1) Nonsense. In the past 2 decades J has had two brief blips to 2% inflation and has averaged well under 0.5% inflation in that period. The only reason Japanese fear inflation now is a direct result of the planned currency devaluation. You are trying to argue that econ growth causes inflation which is patently false in theory and demonstrably wrong by evidence.
2) So how could Abenomics create
real economic growth (not nominal growth as measured in devalued yen) ? The currency manipulation and bond shuffling is a book-keeping matter. It doesn't make exports any cheaper or better in real term unless the local population takes a std of living cut or magically become more productive. It does rearrange assets (stealing from lenders; giving to borrowers incl gov) but that doesn't make Toyotas any more competitive.
Abenomics includes some growth and productivity improving measures, increasing female labor force participation, streamlining and eliminating regulation. These are the only parts of Abenomics that MIGHT lead to real growth, but this is unclear.
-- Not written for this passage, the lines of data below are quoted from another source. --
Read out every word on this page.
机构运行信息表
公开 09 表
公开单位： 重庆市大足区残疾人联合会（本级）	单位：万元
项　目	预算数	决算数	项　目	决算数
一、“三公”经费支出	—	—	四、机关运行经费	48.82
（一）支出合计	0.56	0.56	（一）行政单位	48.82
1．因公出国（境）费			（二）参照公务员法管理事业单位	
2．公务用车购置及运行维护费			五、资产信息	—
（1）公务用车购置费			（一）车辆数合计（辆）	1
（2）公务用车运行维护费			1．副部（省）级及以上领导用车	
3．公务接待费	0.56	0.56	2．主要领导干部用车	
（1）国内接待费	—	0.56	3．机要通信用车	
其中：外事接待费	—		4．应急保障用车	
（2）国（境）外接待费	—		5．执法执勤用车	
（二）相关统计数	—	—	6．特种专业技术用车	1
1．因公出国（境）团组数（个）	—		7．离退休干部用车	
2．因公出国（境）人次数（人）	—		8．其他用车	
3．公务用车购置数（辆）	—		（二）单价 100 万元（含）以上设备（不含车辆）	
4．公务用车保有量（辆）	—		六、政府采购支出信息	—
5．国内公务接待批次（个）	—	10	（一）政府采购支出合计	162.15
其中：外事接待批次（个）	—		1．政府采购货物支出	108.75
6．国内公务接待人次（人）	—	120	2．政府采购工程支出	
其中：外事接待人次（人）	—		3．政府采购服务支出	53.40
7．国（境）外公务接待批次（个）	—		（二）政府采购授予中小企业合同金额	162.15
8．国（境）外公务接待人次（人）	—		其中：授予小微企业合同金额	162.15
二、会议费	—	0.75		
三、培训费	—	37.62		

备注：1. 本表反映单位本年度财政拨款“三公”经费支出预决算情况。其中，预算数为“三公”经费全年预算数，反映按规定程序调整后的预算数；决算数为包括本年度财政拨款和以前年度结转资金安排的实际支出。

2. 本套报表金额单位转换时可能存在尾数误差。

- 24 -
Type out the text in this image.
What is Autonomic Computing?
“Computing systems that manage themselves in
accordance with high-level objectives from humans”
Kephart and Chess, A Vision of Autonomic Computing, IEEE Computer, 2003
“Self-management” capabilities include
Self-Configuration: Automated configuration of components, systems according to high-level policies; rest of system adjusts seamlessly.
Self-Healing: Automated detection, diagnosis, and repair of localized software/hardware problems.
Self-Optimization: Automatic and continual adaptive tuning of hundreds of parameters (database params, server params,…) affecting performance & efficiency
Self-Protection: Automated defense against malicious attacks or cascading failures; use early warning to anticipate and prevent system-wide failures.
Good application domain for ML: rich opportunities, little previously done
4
Since this is exactly what's happening we can conclude Japanese investors are predicting economic growth.
Major logical fallacy here.
"IF X then Y", does not make "Y is true therefore X" a true statement.
You argument is predicated on the false premises the econ growth implies inflation, and that devaluing the currency while the government absorbs excess debt creates real growth. Neither is correct.
Perhaps for a few multinationals this is true, but the broader market the value of the Yen isn't a big long term factor because it's dominated by domestic investment.
Puzzling comment since the price-inflation impact is in domestically denominated holding, not foreign denominated ones.
Also you seem to be making a fundamental mistake in treating stocks to something like gold that has little intrinsic value and gains it's price though trade. Stocks on the other hand can be valued based on their earnings. If those earnings are expected to increase the price goes up. This is how investors like Warren Buffet make their money.
No one rational suggests values is based on trade; value is entirely subjective - even for stocks. So stocks values are not based on earnings as you suggest, but often partially based on
expectations of earnings. This is a major distinction.
No, You've failed to describe how Abenomics can increase expectations of earnings except in the short run for the short-sighted who confuse price and value; or ppl who are 'jazzed' by the thought that any change is an improvement. How does Abenomics make Sony and Toyota products more competitive exports ? It is not by the purchase of bonds and not by the devaluation of currency. It may be by reducing the J standard of living, but that's unlikely to be an economic gain for the nation.